Here are five books that examine the monstrous, the uncanny, the magical, and the supernatural, and what these reveal about our own anxieties and feelings toward sexuality, rebellion, and historical traumas.
- Monster as War Machine by Professor Mabel Moraña
In this book critical to those studying film and popular culture, Professor Mabel Moraña examines topics such as identity, hybridity, and political agency through the European monster tradition as it intersects with American mass media. Moraña draws from a wide range of works, including those by Marx, Foucalt, Haraway, Freud, and Baudrillard, that illuminate the disruptive and emancipatory role of monstrosity as a representation of evil, instinct, truth, and rebellion.
- Monstrosity and Chinese Cultural Identity by Professor Issac Yue
Using four case studies on the developmental history of the fox demon, Monstrosity and Chinese Cultural Identity explores how monstrosity, through its traditional connection to foreignness, shaped Chinese society’s self concept since the Song dynasty in what Professor Vincent Durand-Dastès called “an original, daring reappraisal of the ‘ugly hero’ in Chinese fiction.”
- Unnatural Reproductions and Monstrosity by Professors Andrea Woof and Brandy Schillace, eds.
Looking at history, literature, medical humanities, and film and media studies, the essays in Unnatural Reproductions and Monstrosity explore monstrous representations of reproduction and birth that speak to people’s complex feelings toward gender and sexuality. An important work to those studying literature, gender studies, and film, this book analyzes how fear toward monsters and their reproductive potential has shaped various anxieties about the future.
- Supernatural Sinophone Taiwan and Beyond by Professor Chia-rong Wu
The first scholarly monograph focusing on the literary and cultural geography of Taiwan through a Sinophone lens, Supernatural Sinophone Taiwan and Beyond looks at what Professor Chia-rong Wu calls “the strange” in Sinophone Taiwan literature: the fantastic, the uncanny, the spectral, the monstrous, the magical. An essential work to scholars and students in Sinophone studies, this book shows how Sinophone Taiwan use the strange to give voice to historical traumas and show the relationship between the past and the present.
- The Grotesque and the Unnatural by Professors Markku Salmela and Jarkko Toikkanen, eds.

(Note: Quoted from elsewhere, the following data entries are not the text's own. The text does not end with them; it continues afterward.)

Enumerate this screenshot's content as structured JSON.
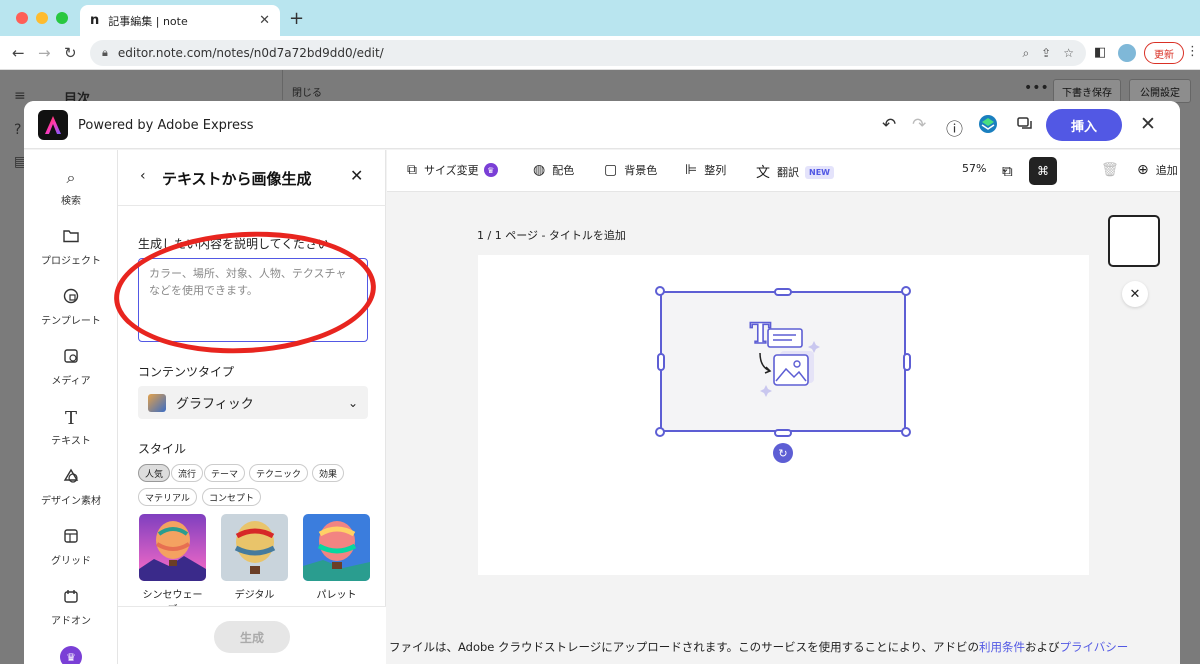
{
  "browser": {
    "tab_title": "記事編集 | note",
    "tab_favicon": "n",
    "url": "editor.note.com/notes/n0d7a72bd9dd0/edit/",
    "update_label": "更新"
  },
  "note_editor": {
    "toc_label": "目次",
    "close_label": "閉じる",
    "draft_label": "下書き保存",
    "publish_label": "公開設定"
  },
  "modal": {
    "powered_label": "Powered by Adobe Express",
    "insert_label": "挿入"
  },
  "rail": {
    "items": [
      {
        "label": "検索",
        "icon": "search-icon"
      },
      {
        "label": "プロジェクト",
        "icon": "folder-icon"
      },
      {
        "label": "テンプレート",
        "icon": "template-icon"
      },
      {
        "label": "メディア",
        "icon": "media-icon"
      },
      {
        "label": "テキスト",
        "icon": "text-icon"
      },
      {
        "label": "デザイン素材",
        "icon": "shapes-icon"
      },
      {
        "label": "グリッド",
        "icon": "grid-icon"
      },
      {
        "label": "アドオン",
        "icon": "addon-icon"
      }
    ]
  },
  "panel": {
    "title": "テキストから画像生成",
    "prompt_label": "生成したい内容を説明してください",
    "prompt_placeholder": "カラー、場所、対象、人物、テクスチャなどを使用できます。",
    "content_type_label": "コンテンツタイプ",
    "content_type_value": "グラフィック",
    "style_label": "スタイル",
    "chips": [
      "人気",
      "流行",
      "テーマ",
      "テクニック",
      "効果",
      "マテリアル",
      "コンセプト"
    ],
    "active_chip": "人気",
    "thumbs": [
      "シンセウェーブ",
      "デジタル",
      "パレット"
    ],
    "generate_label": "生成"
  },
  "canvas_toolbar": {
    "resize_label": "サイズ変更",
    "color_label": "配色",
    "bg_label": "背景色",
    "align_label": "整列",
    "translate_label": "翻訳",
    "new_badge": "NEW",
    "zoom": "57%",
    "add_label": "追加"
  },
  "canvas": {
    "page_label": "1 / 1 ページ - タイトルを追加"
  },
  "footer": {
    "text": "ファイルは、Adobe クラウドストレージにアップロードされます。このサービスを使用することにより、アドビの",
    "terms_link": "利用条件",
    "and": "および",
    "privacy_link": "プライバシー"
  },
  "colors": {
    "accent": "#5258e4",
    "annotation": "#e8251f",
    "tabbar": "#b9e5ef"
  }
}
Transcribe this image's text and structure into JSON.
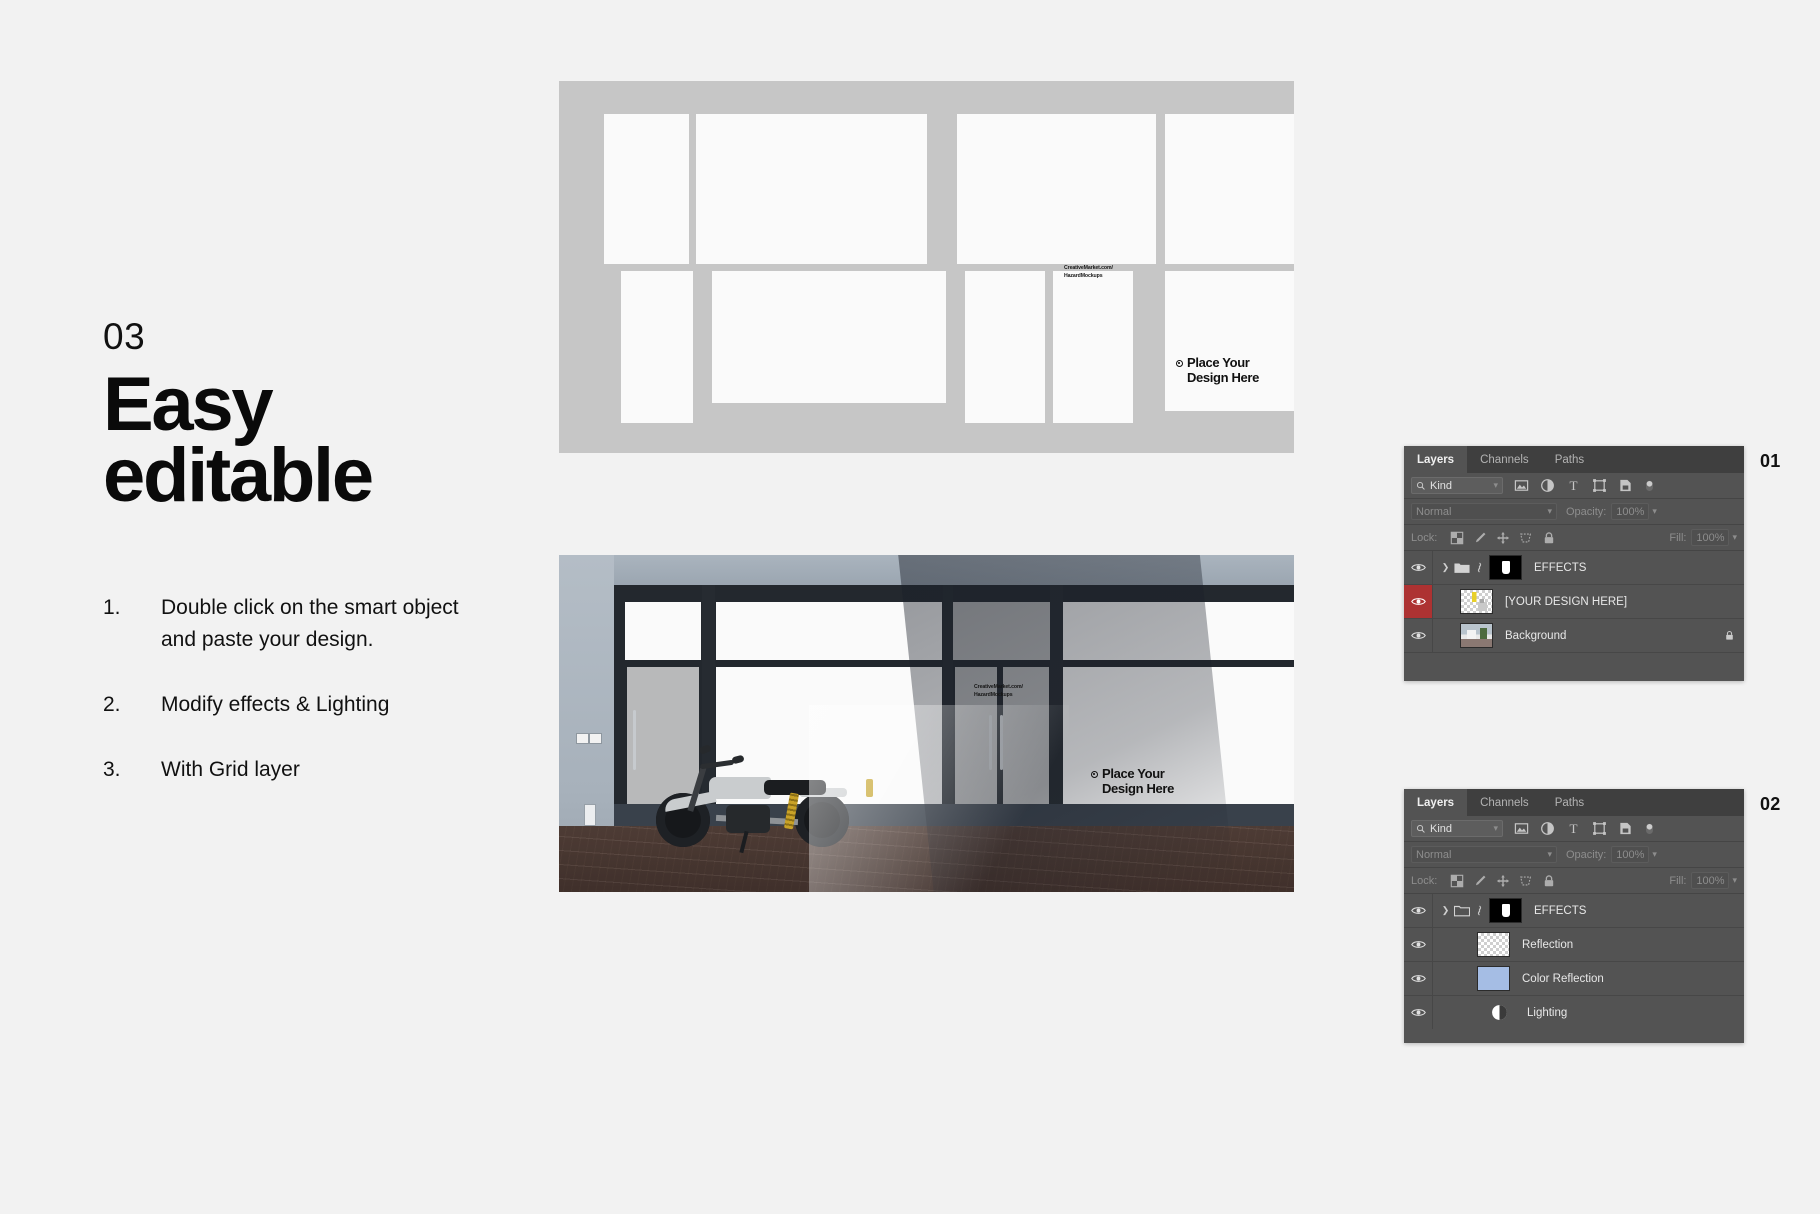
{
  "slide": {
    "step_number": "03",
    "headline_line1": "Easy",
    "headline_line2": "editable",
    "steps": [
      {
        "index": "1.",
        "text": "Double click on the smart object and paste your design."
      },
      {
        "index": "2.",
        "text": "Modify effects & Lighting"
      },
      {
        "index": "3.",
        "text": "With Grid layer"
      }
    ]
  },
  "mockup": {
    "watermark": "CreativeMarket.com/\nHazardMockups",
    "placeholder": "Place Your\nDesign Here",
    "grid_bg_color": "#c6c6c6",
    "cell_color": "#fafafa"
  },
  "panels": [
    {
      "index_label": "01",
      "tabs": [
        "Layers",
        "Channels",
        "Paths"
      ],
      "active_tab": "Layers",
      "filter": {
        "label": "Kind",
        "icon": "search-icon"
      },
      "filter_icons": [
        "pixel-layer-icon",
        "adjustment-layer-icon",
        "type-layer-icon",
        "shape-layer-icon",
        "smart-object-icon",
        "filter-toggle-icon"
      ],
      "blend_mode": "Normal",
      "opacity_label": "Opacity:",
      "opacity_value": "100%",
      "lock_label": "Lock:",
      "lock_icons": [
        "lock-transparent-pixels-icon",
        "lock-image-pixels-icon",
        "lock-position-icon",
        "lock-artboard-nesting-icon",
        "lock-all-icon"
      ],
      "fill_label": "Fill:",
      "fill_value": "100%",
      "layers": [
        {
          "name": "EFFECTS",
          "type": "group",
          "expanded": false,
          "visible": true,
          "linked": true,
          "has_mask": true,
          "selected": false,
          "locked": false,
          "eye_highlight": false
        },
        {
          "name": "[YOUR DESIGN HERE]",
          "type": "smart-object",
          "visible": true,
          "selected": false,
          "locked": false,
          "eye_highlight": true
        },
        {
          "name": "Background",
          "type": "image",
          "visible": true,
          "selected": false,
          "locked": true,
          "eye_highlight": false
        }
      ]
    },
    {
      "index_label": "02",
      "tabs": [
        "Layers",
        "Channels",
        "Paths"
      ],
      "active_tab": "Layers",
      "filter": {
        "label": "Kind",
        "icon": "search-icon"
      },
      "filter_icons": [
        "pixel-layer-icon",
        "adjustment-layer-icon",
        "type-layer-icon",
        "shape-layer-icon",
        "smart-object-icon",
        "filter-toggle-icon"
      ],
      "blend_mode": "Normal",
      "opacity_label": "Opacity:",
      "opacity_value": "100%",
      "lock_label": "Lock:",
      "lock_icons": [
        "lock-transparent-pixels-icon",
        "lock-image-pixels-icon",
        "lock-position-icon",
        "lock-artboard-nesting-icon",
        "lock-all-icon"
      ],
      "fill_label": "Fill:",
      "fill_value": "100%",
      "layers": [
        {
          "name": "EFFECTS",
          "type": "group",
          "expanded": true,
          "visible": true,
          "linked": true,
          "has_mask": true,
          "selected": false,
          "locked": false,
          "eye_highlight": false
        },
        {
          "name": "Reflection",
          "type": "transparent",
          "visible": true,
          "selected": false,
          "locked": false,
          "eye_highlight": false
        },
        {
          "name": "Color Reflection",
          "type": "color",
          "color": "#a5bde4",
          "visible": true,
          "selected": false,
          "locked": false,
          "eye_highlight": false
        },
        {
          "name": "Lighting",
          "type": "adjustment",
          "visible": true,
          "selected": false,
          "locked": false,
          "eye_highlight": false
        }
      ]
    }
  ],
  "colors": {
    "page_bg": "#f2f2f2",
    "panel_bg": "#535353",
    "panel_tab_bg": "#3f3f3f",
    "panel_text": "#e8e8e8",
    "eye_highlight": "#ad3232",
    "accent_blue": "#a5bde4"
  }
}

Artists and writers have explored the grotesque for centuries, but rarely has it been completely pinned down, and it is usually thought of in relation to other concepts: Mikhail Bakhtin’s carnival, Victor Hugo’s sublime, the Victorian Gothic imagination. The Grotesque and Unnatural upends and questions previous conceptions of the grotesque, and views it from the perspective of one specific motif—the unnatural—and follows this motif from the Renaissance through the present day to give readers a deeper understanding of what the grotesque truly is.